By target audience or purpose

• Personalization Cookies: Help tailor content and ads to individual user interests.
• Performance Cookies: Collect anonymous data to enhance website loading speeds and functionality.

By technology and data format

• Standard Cookies: Stored in key-value format, such as userID=12345.
• Secure Cookies: Designed for use with encrypted connections.
• Zombie Cookies: Can be automatically recreated even after being deleted, making them controversial.
• Multi-Token Cookies: Store multiple identifiers to synchronize sessions across different services.

By usage location in infrastructure

• Server-Side Cookies: Created and managed by the server, often used for authentication or session management.
• Client-Side Cookies: Created and managed by JavaScript or other client-side technologies on the user’s device.

Technical functionality

Cookies are technically set through HTTP headers or JavaScript. When a user visits a website, the web server sends an HTTP header containing the cookie, which is then stored on the user’s device. Developers can also use JavaScript to set and manipulate cookies client-side.

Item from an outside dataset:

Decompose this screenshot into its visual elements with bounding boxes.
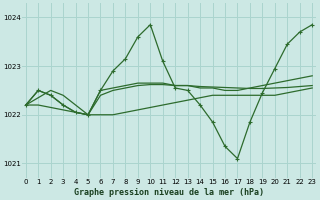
X-axis label: Graphe pression niveau de la mer (hPa): Graphe pression niveau de la mer (hPa) (74, 188, 264, 197)
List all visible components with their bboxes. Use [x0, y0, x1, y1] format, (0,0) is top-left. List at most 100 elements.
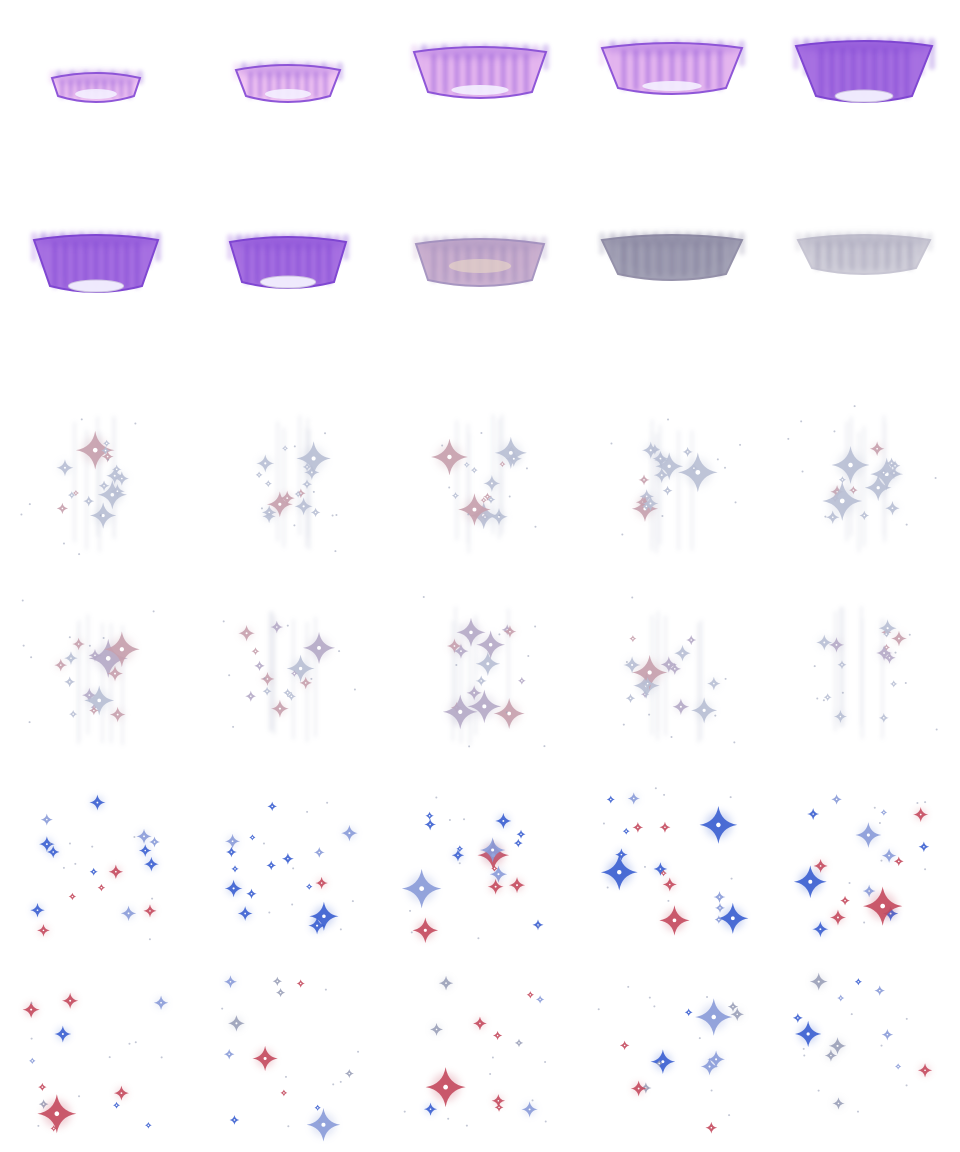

Upon revisiting the website, the cookie is sent back to the server with the stored information, enabling the website to recognize the user and load data such as their preferred language or login status (Richter & Meyer, 2021).

Legal framework

The use of cookies is heavily regulated. Under the General Data Protection Regulation (GDPR) and the ePrivacy Directive, websites must obtain explicit user consent before setting non-essential cookies (European Data Protection Board, 2021). This is typically achieved through cookie banners that provide information about the type and purpose of the cookies used.

Cookie Script (2023) outlines the legal requirements in detail:

• Transparency: Users must be clearly informed about the data being collected.
• Consent: Non-essential cookies cannot be set without explicit user approval.
• Data Minimization: Only data necessary for the specific purpose may be collected.

These regulations present challenges, particularly for websites reliant on third-party cookies. Many operators must develop alternative technologies and strategies to remain compliant (Richter & Meyer, 2021).

Use cases

Cookies are versatile and benefit both operators and users. For instance, in e-commerce platforms, cookies store shopping cart contents even if the user leaves the website. Upon return, the products remain in the cart, reducing drop-off rates and increasing revenue.

Streaming services like Netflix or Spotify use cookies to save playlists and recently viewed content, enhancing personalization and user satisfaction.

Travel portals rely on cookies to store recently viewed offers, flights, or hotels. This simplifies booking and reduces user effort. Persistent cookies often save preferences like preferred departure airports or destinations.

Performance cookies, on the other hand, measure load times and improve a website’s technical performance. Using analyzed data, companies can address weaknesses and optimize user experience.

The future of cookies

The future of cookies is shaped by legal developments and technological innovations. As third-party cookies are increasingly restricted, first-party data is gaining prominence. These are considered significantly safer and allow companies to better understand their users while respecting privacy (Piwik Pro, 2023).

Additionally, alternative technologies like server-side tracking and Google’s Privacy Sandbox enable privacy-friendly tracking and could potentially replace third-party cookies in the long term.